Big Oil porte bien son nom. Chevron est la deuxième major pétrolière américaine à investir massivement dans les hydrocarbures en l’espace de quinze jours. En mettant 53 milliards de dollars sur la table, par échange de titres, pour acheter son compatriote Hess, le groupe lorgne les énormes réserves découvertes ces dernières années au large du Guyana. Mi-octobre, Exxon a pris un ticket de 60 milliards de dollars, payé là aussi en papier, pour avaler Pioneer Natural Resources et ses activités dans le pétrole de schiste du bassin permien.

Dans un marché des fusions-acquisitions qui tourne au ralenti, ces deux transactions détonnent autant par la taille que par le discours de leurs promoteurs. Ni Chevron ni Exxon ne font mine d’engager un quelconque virage vers les énergies renouvelables, à la différence de leurs concurrents européens. Le pari sur les hydrocarbures, leur métier historique, est assumé. «Nous vendons un bon produit», déclarait en septembre au Financial Times le directeur général de Chevron, Mike Wirth. Ce dernier ne croit pas au scénario de l’Agence internationale de l’énergie, qui a prédit l’apogée de la demande d’or noir avant la fin de la décennie. Dans le «monde réel» – celui de la guerre en Ukraine – le client réclame toujours du pétrole et du gaz, estime le dirigeant, et le devoir d’une major est d’y répondre. La transition verte et la lutte contre le changement climatique attendront. Y compris chez les banques d’affaires, toutes américaines, qui conseillent l’opération du jour – Morgan Stanley, Evercore, Goldman Sachs et JPMorgan.

Aussi cynique puisse-t-il paraître, ce jeu de mistigri où les actifs sales passent de main en main fait pour l’instant le bonheur de ceux qui s’y adonnent. La bonne santé des producteurs d’hydrocarbures contraste avec la crise qui frappe certains segments du renouvelable, comme l’éolien offshore aux Etats-Unis.
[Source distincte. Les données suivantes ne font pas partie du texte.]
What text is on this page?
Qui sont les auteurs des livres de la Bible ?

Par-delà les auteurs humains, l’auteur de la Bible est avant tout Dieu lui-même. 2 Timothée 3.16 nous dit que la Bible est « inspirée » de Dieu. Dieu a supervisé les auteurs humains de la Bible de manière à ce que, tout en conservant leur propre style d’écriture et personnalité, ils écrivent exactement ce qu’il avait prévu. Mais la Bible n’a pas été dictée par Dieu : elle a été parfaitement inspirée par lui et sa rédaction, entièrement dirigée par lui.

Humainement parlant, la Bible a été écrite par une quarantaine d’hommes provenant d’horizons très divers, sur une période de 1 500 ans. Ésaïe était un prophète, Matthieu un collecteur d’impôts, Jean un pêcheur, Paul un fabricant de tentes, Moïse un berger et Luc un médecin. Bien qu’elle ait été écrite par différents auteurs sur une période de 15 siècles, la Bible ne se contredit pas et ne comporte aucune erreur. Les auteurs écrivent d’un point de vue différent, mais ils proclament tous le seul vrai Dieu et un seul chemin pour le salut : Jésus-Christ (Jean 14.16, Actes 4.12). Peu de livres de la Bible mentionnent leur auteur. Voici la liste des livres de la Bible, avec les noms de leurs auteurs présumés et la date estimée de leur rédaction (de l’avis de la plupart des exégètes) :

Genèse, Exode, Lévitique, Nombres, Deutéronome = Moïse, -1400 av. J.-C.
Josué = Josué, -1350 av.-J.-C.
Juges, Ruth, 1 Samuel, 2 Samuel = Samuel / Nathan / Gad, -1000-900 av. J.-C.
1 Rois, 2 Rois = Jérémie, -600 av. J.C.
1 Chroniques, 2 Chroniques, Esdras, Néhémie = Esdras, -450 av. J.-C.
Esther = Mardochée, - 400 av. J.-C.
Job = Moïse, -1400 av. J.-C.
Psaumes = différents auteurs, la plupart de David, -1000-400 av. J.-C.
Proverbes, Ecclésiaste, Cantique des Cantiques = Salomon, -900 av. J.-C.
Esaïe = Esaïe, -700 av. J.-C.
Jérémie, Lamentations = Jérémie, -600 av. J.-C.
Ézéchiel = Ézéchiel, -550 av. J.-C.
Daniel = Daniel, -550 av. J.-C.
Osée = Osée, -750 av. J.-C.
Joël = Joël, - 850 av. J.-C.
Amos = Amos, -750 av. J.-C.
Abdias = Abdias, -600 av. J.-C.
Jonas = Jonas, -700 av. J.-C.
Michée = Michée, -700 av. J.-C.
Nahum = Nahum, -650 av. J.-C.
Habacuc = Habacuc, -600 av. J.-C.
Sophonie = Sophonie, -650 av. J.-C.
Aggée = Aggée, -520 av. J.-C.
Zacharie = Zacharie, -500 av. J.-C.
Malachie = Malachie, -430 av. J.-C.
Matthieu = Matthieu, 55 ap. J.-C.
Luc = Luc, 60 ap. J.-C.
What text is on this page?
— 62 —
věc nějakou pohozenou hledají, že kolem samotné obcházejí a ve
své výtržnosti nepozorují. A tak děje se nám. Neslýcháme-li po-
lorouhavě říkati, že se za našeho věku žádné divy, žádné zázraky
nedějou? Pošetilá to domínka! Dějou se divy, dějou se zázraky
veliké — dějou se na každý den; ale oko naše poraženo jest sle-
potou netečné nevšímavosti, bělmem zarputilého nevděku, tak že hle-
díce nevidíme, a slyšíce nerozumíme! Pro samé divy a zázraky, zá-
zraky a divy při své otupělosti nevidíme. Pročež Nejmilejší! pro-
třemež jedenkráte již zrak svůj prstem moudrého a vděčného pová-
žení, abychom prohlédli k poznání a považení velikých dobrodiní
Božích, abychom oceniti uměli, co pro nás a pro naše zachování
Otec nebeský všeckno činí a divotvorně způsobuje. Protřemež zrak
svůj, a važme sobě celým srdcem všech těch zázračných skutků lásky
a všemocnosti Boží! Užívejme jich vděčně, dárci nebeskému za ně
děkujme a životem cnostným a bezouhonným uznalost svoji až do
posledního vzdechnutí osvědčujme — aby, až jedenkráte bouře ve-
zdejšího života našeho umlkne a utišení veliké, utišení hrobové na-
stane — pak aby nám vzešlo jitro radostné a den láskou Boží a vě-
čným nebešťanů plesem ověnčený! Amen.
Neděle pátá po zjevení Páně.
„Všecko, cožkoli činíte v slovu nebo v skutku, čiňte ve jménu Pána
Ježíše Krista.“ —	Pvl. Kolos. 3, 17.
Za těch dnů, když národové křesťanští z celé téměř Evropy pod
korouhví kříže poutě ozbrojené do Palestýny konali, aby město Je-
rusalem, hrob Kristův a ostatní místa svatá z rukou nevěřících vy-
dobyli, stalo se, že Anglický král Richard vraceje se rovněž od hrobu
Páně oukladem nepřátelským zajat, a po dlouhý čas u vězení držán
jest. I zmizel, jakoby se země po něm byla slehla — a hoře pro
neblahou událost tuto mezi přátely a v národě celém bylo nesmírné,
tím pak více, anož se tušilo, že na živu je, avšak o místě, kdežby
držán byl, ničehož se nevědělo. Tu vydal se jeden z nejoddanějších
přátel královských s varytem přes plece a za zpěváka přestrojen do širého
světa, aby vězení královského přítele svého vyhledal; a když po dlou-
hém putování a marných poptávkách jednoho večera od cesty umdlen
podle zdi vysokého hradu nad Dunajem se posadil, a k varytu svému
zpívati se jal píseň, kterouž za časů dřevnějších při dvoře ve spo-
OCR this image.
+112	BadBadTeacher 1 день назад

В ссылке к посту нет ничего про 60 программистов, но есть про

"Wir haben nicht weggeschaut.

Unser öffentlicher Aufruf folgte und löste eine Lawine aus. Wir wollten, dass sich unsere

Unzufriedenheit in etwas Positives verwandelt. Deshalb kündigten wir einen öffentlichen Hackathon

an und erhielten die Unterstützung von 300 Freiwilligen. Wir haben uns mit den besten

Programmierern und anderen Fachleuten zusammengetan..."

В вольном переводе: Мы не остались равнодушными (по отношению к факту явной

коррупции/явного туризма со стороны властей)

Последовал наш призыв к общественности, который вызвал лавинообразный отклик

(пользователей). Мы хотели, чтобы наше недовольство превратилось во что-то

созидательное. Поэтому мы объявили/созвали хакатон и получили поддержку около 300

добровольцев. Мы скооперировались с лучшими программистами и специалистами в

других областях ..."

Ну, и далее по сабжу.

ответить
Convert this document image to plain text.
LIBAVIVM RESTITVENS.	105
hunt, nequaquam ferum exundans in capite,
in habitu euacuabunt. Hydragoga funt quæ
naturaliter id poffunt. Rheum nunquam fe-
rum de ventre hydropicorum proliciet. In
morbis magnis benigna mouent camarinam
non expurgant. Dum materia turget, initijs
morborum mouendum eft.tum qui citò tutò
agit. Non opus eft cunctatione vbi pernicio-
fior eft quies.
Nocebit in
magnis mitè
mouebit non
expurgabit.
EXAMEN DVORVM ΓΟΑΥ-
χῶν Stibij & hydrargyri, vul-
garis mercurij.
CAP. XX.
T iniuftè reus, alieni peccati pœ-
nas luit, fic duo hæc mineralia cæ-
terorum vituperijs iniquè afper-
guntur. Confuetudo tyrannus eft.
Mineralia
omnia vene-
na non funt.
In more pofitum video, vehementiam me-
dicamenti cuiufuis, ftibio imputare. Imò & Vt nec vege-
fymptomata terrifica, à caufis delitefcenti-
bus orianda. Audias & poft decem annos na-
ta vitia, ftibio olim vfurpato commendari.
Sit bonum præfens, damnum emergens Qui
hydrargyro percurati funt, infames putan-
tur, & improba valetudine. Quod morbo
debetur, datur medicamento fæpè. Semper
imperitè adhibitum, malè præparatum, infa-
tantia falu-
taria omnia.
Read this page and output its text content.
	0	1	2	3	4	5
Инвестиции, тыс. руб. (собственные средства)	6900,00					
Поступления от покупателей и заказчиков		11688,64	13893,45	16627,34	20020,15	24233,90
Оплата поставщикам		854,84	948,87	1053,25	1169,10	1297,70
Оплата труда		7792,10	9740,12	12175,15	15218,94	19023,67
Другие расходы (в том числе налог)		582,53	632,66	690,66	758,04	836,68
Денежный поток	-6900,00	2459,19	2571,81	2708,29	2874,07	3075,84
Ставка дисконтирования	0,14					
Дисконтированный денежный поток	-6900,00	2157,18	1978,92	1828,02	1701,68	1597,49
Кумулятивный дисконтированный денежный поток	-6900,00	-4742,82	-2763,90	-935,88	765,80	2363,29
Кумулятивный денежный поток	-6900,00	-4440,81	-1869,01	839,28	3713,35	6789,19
Un investisseur qui aurait acheté en début d’année le fonds indiciel coté S&P US Energy Select, où les actions Chevron et Exxon pèsent lourd, afficherait un gain de 10%. Il aurait perdu en revanche près d’un tiers de sa mise s’il avait préféré l’ETF Global Clean Energy, plus propre. Un tel écart de performance a de quoi troubler les actionnaires les plus vertueux. En 2021, profitant du médiocre parcours boursier d’Exxon, le fonds activiste Engine No.1 avait sonné la révolte en assemblée générale et fait élire ses candidats comme administrateurs du groupe. Il défendait alors une feuille de route pro-climat. Cet automne, ses représentants au conseil ont signé des deux mains le projet de rachat de Pioneer.

Ironie du calendrier, Chevron a annoncé l’acquisition de Hess le jour même où plus de 130 multinationales prenaient la plume pour défendre la transition énergétique. Ces entreprises exhortent les décideurs politiques qui se réuniront du 30 novembre au 12 décembre à Dubaï, lors de la COP 28, à fixer un calendrier de sortie des énergies fossiles. Un vœu qui n’a jamais paru si éloigné du «monde réel» de Mike Wirth.